Service limit
Service limit
The fact that you have 200a 240v service to the house doesn't mean you can use all of that thru the Tesla system. Tesla has a circuit limit of 5000watts continuous or 7000w for peaks of less than 10 seconds. What you need to know is how much you are using for existing loads and to do that, get out your last few electric bills, add up the Kwh and average them out to how many Kwh you use in a month, divide by 30 and that's roughly your daily consumption. Ours worked out to around 17kw/day, so for a 24 hours day, our average load is about 710 watts, certainly within Tesla specs. It might shoot up to 5000w when we turn on the electric dryer but it handles it as long as we don't use much else in the house, certainly not the microwave, toaster, coffeepot, hair dryer or other high consumption items. All of those together wouldn't equal 5kw, so if the dryer isn't running, and it only gets used perhaps once or twice a week, the system handles it and the sun recharges the battery, if you do this early enough in the day. According to the Tesla app, our household consumption is more like 13Kwh/day, not 17, as the power company's meter says. I trust the Tesla app to be more accurate...every amp the house uses passes through the gateway,whether it's coming from the panels, the battery or the grid or some combinatgion, and is easy enough to measure.

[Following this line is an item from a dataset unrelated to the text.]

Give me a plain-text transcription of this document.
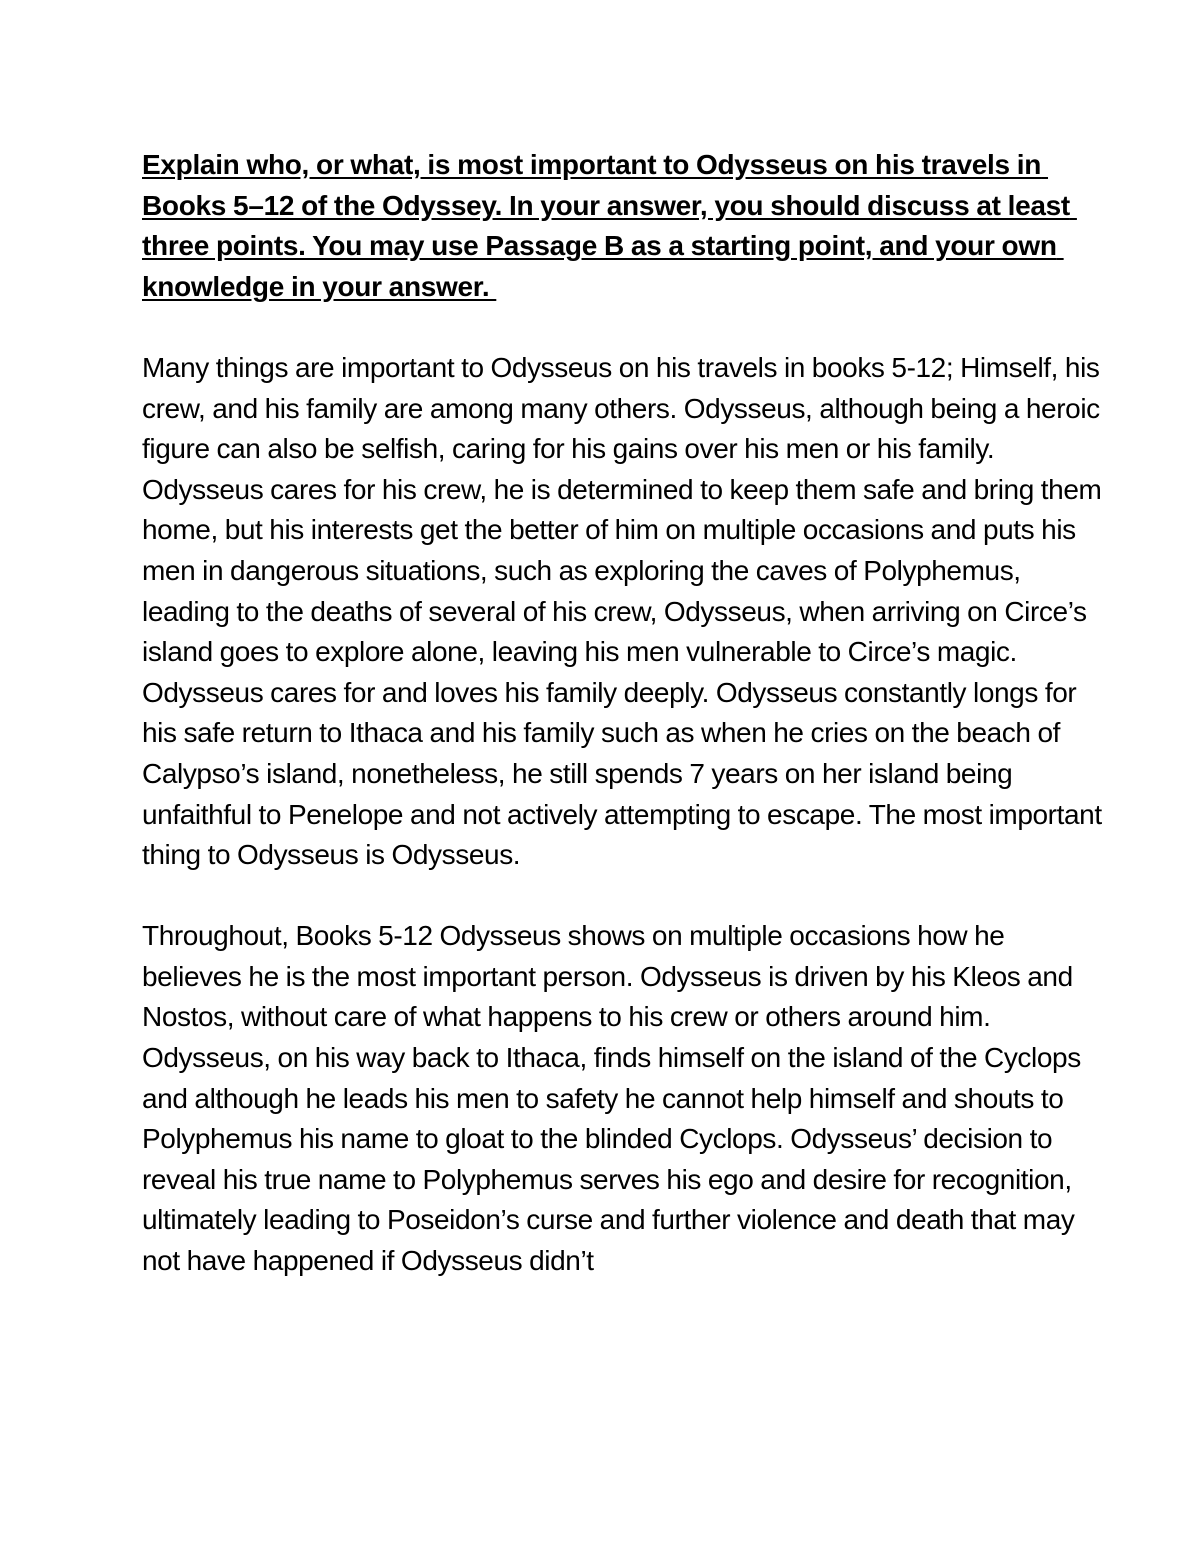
Explain who, or what, is most important to Odysseus on his travels in Books 5–12 of the Odyssey. In your answer, you should discuss at least three points. You may use Passage B as a starting point, and your own knowledge in your answer.

Many things are important to Odysseus on his travels in books 5-12; Himself, his crew, and his family are among many others. Odysseus, although being a heroic figure can also be selfish, caring for his gains over his men or his family. Odysseus cares for his crew, he is determined to keep them safe and bring them home, but his interests get the better of him on multiple occasions and puts his men in dangerous situations, such as exploring the caves of Polyphemus, leading to the deaths of several of his crew, Odysseus, when arriving on Circe’s island goes to explore alone, leaving his men vulnerable to Circe’s magic. Odysseus cares for and loves his family deeply. Odysseus constantly longs for his safe return to Ithaca and his family such as when he cries on the beach of Calypso’s island, nonetheless, he still spends 7 years on her island being unfaithful to Penelope and not actively attempting to escape. The most important thing to Odysseus is Odysseus.

Throughout, Books 5-12 Odysseus shows on multiple occasions how he believes he is the most important person. Odysseus is driven by his Kleos and Nostos, without care of what happens to his crew or others around him. Odysseus, on his way back to Ithaca, finds himself on the island of the Cyclops and although he leads his men to safety he cannot help himself and shouts to Polyphemus his name to gloat to the blinded Cyclops. Odysseus’ decision to reveal his true name to Polyphemus serves his ego and desire for recognition, ultimately leading to Poseidon’s curse and further violence and death that may not have happened if Odysseus didn’t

If your average loads exceed or are near this 5Kw limit, you'll might consider installing breakers to kill certain circuits when you are using the Tesla as a grid backup, or just don't turn certain stuff on, or shut if off if it's something like an electric water heater which you have almost no control over when it turns on and off. A/C on a Tesla system is pretty iffy...better be an efficient inverter split system and don't run it all day.